Von Blumen und Bienen – und Schwärmern und Kolibris
Neu Einblicke in die Evolution der Petunien
Blütenpflanzen passten ihre Blüten im Laufe der Evolution immer wieder an neue Bestäuber an. Insekten, Vögel und Fledermäuse haben somit entscheidend zur enormen Vielfalt von Blütenmerkmalen beigetragen – und somit letztendlich zur Artenbildung. Wie eines dieser durch Bestäuber selektierten Merkmale die Artbildung vorantrieb, zeigten Wissenschaftler am Beispiel der Petunien: Die Speicherung von UV-Licht, und damit die Farbigkeit der Blüten, war offenbar ausschlaggebend für die Bildung zweier neuer Arten.

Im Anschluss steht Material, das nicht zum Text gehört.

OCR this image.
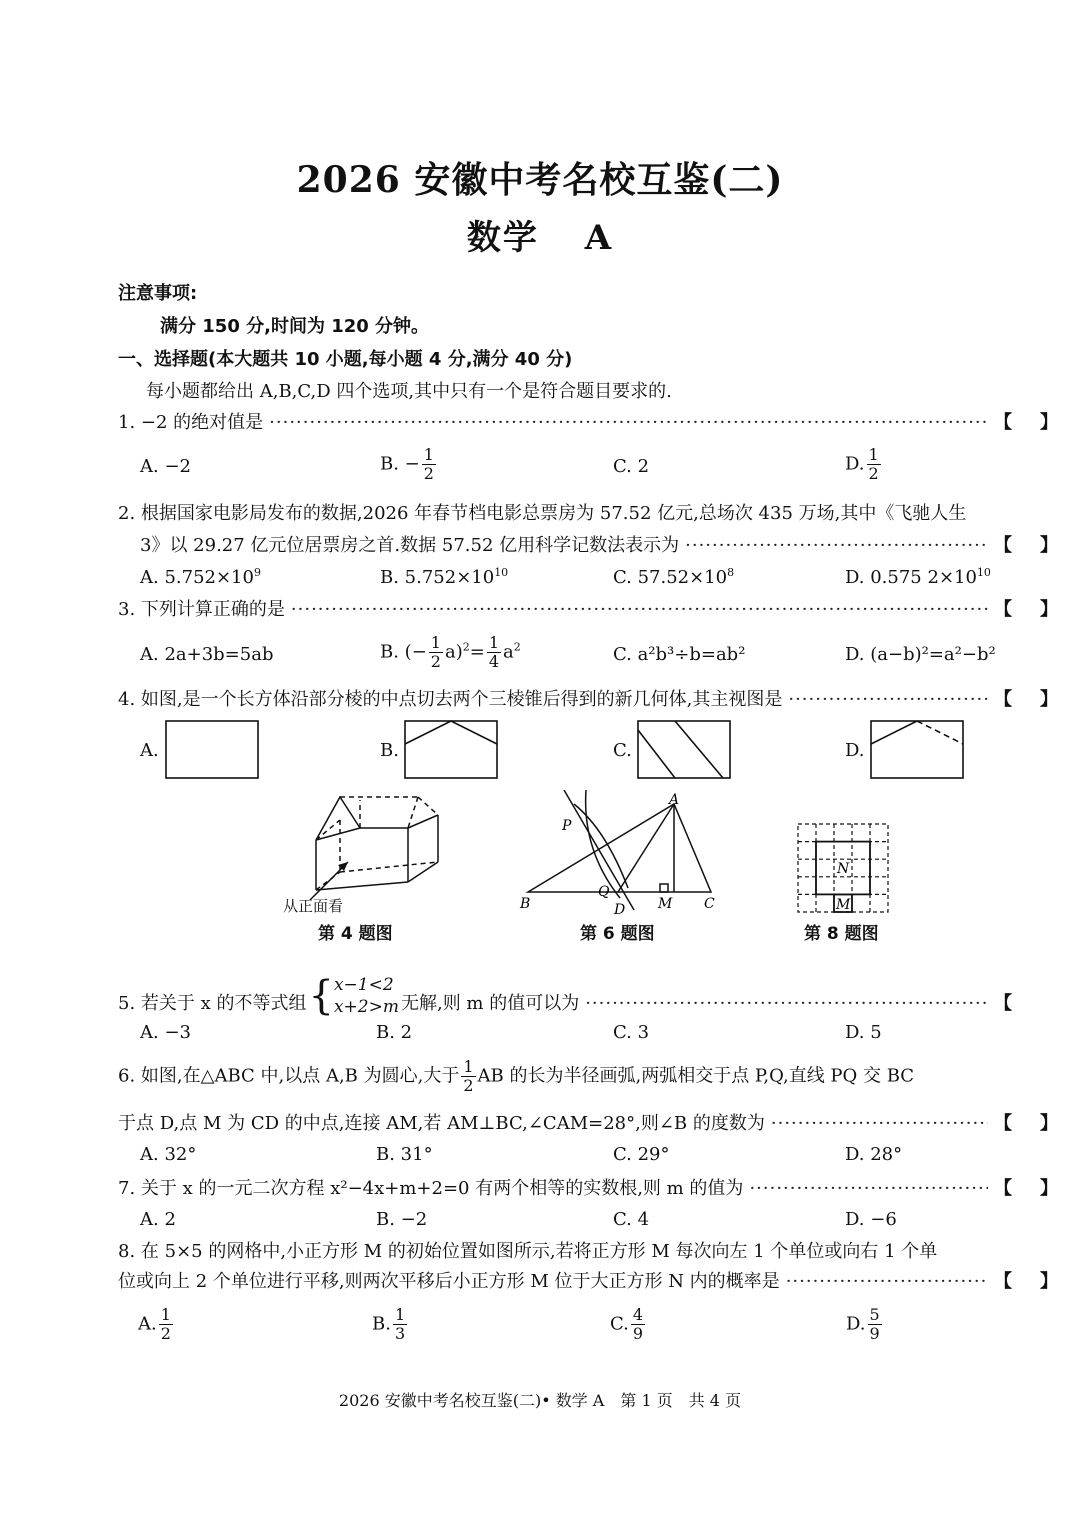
2026 安徽中考名校互鉴(二)
数学 A
注意事项:
满分 150 分,时间为 120 分钟。
一、选择题(本大题共 10 小题,每小题 4 分,满分 40 分)
每小题都给出 A,B,C,D 四个选项,其中只有一个是符合题目要求的.
1. −2 的绝对值是 ·····	【 】
A. −2	B. − $\frac{1}{2}$	C. 2	D. $\frac{1}{2}$
2. 根据国家电影局发布的数据,2026 年春节档电影总票房为 57.52 亿元,总场次 435 万场,其中《飞驰人生
3》以 29.27 亿元位居票房之首.数据 57.52 亿用科学记数法表示为 ·····	【 】
A. $5.752\times 10^9$	B. $5.752\times 10^{10}$	C. $57.52\times 10^8$	D. 0.575 $2\times 10^{10}$
3. 下列计算正确的是 ·····	【 】
A. 2a+3b=5ab	B. (− $\frac{1}{2} a)^2= \frac{1}{4} a^2$	C. a²b³÷b=ab²	D. (a−b)²=a²−b²
4. 如图,是一个长方体沿部分棱的中点切去两个三棱锥后得到的新几何体,其主视图是 ·····	【 】
A.	B.	C.	D.
从正面看
第 4 题图
A
B	C
D M
P
Q
第 6 题图
N
M
第 8 题图
5. 若关于 x 的不等式组 { x−1<2
x+2>m 无解,则 m 的值可以为 ·····	【
A. −3	B. 2	C. 3	D. 5
6. 如图,在△ABC 中,以点 A,B 为圆心,大于 $\frac{1}{2}$ AB 的长为半径画弧,两弧相交于点 P,Q,直线 PQ 交 BC
于点 D,点 M 为 CD 的中点,连接 AM,若 AM⊥BC,∠CAM=28°,则∠B 的度数为 ·····	【 】
A. 32°	B. 31°	C. 29°	D. 28°
7. 关于 x 的一元二次方程 x²−4x+m+2=0 有两个相等的实数根,则 m 的值为 ·····	【 】
A. 2	B. −2	C. 4	D. −6
8. 在 5×5 的网格中,小正方形 M 的初始位置如图所示,若将正方形 M 每次向左 1 个单位或向右 1 个单
位或向上 2 个单位进行平移,则两次平移后小正方形 M 位于大正方形 N 内的概率是 ·····	【 】
A. $\frac{1}{2}$	B. $\frac{1}{3}$	C. $\frac{4}{9}$	D. $\frac{5}{9}$
2026 安徽中考名校互鉴(二)• 数学 A　第 1 页　共 4 页
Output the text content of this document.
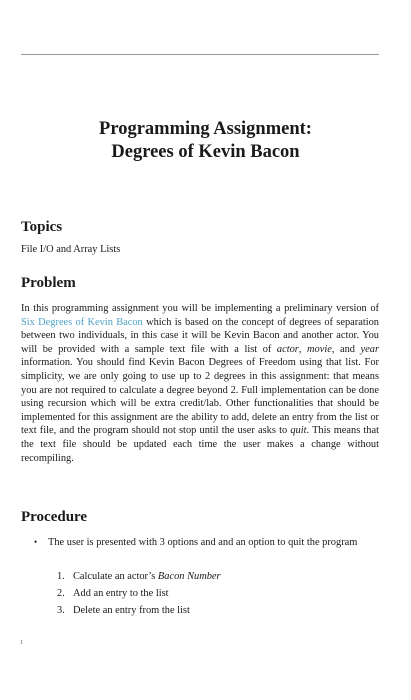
Programming Assignment:
Degrees of Kevin Bacon
Topics
File I/O and Array Lists
Problem
In this programming assignment you will be implementing a preliminary version of Six Degrees of Kevin Bacon which is based on the concept of degrees of separation between two individuals, in this case it will be Kevin Bacon and another actor. You will be provided with a sample text file with a list of actor, movie, and year information. You should find Kevin Bacon Degrees of Freedom using that list. For simplicity, we are only going to use up to 2 degrees in this assignment: that means you are not required to calculate a degree beyond 2. Full implementation can be done using recursion which will be extra credit/lab. Other functionalities that should be implemented for this assignment are the ability to add, delete an entry from the list or text file, and the program should not stop until the user asks to quit. This means that the text file should be updated each time the user makes a change without recompiling.
Procedure
•	The user is presented with 3 options and and an option to quit the program
1. Calculate an actor’s Bacon Number
2. Add an entry to the list
3. Delete an entry from the list
1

Eine Blumenwiese ist ein Meer aus Formen und Farben – und Zeugnis der Evolution. Denn die Blütenmerkmale, ob Morphologie, Pigmentierung, Duft oder Nektar, sind optimale Angepasstheiten an unterschiedliche Bestäuber. Die Artenvielfalt der Blütenpflanzen wurde entscheidend durch immer wieder auftretende Wechsel des Bestäubers vorangetrieben: Aufgrund von Mutationen, die zur Ausprägung neuer Blütenmerkmale führten, zogen Pflanzen andere Bestäuber an und passten sich an diesen optimal an. Die damit einhergehenden Veränderungen der Blüten, isolierte die Pflanzen nach und nach von ihren Artgenossen, sodass sich nach vielen Generationen neue Arten bildeten.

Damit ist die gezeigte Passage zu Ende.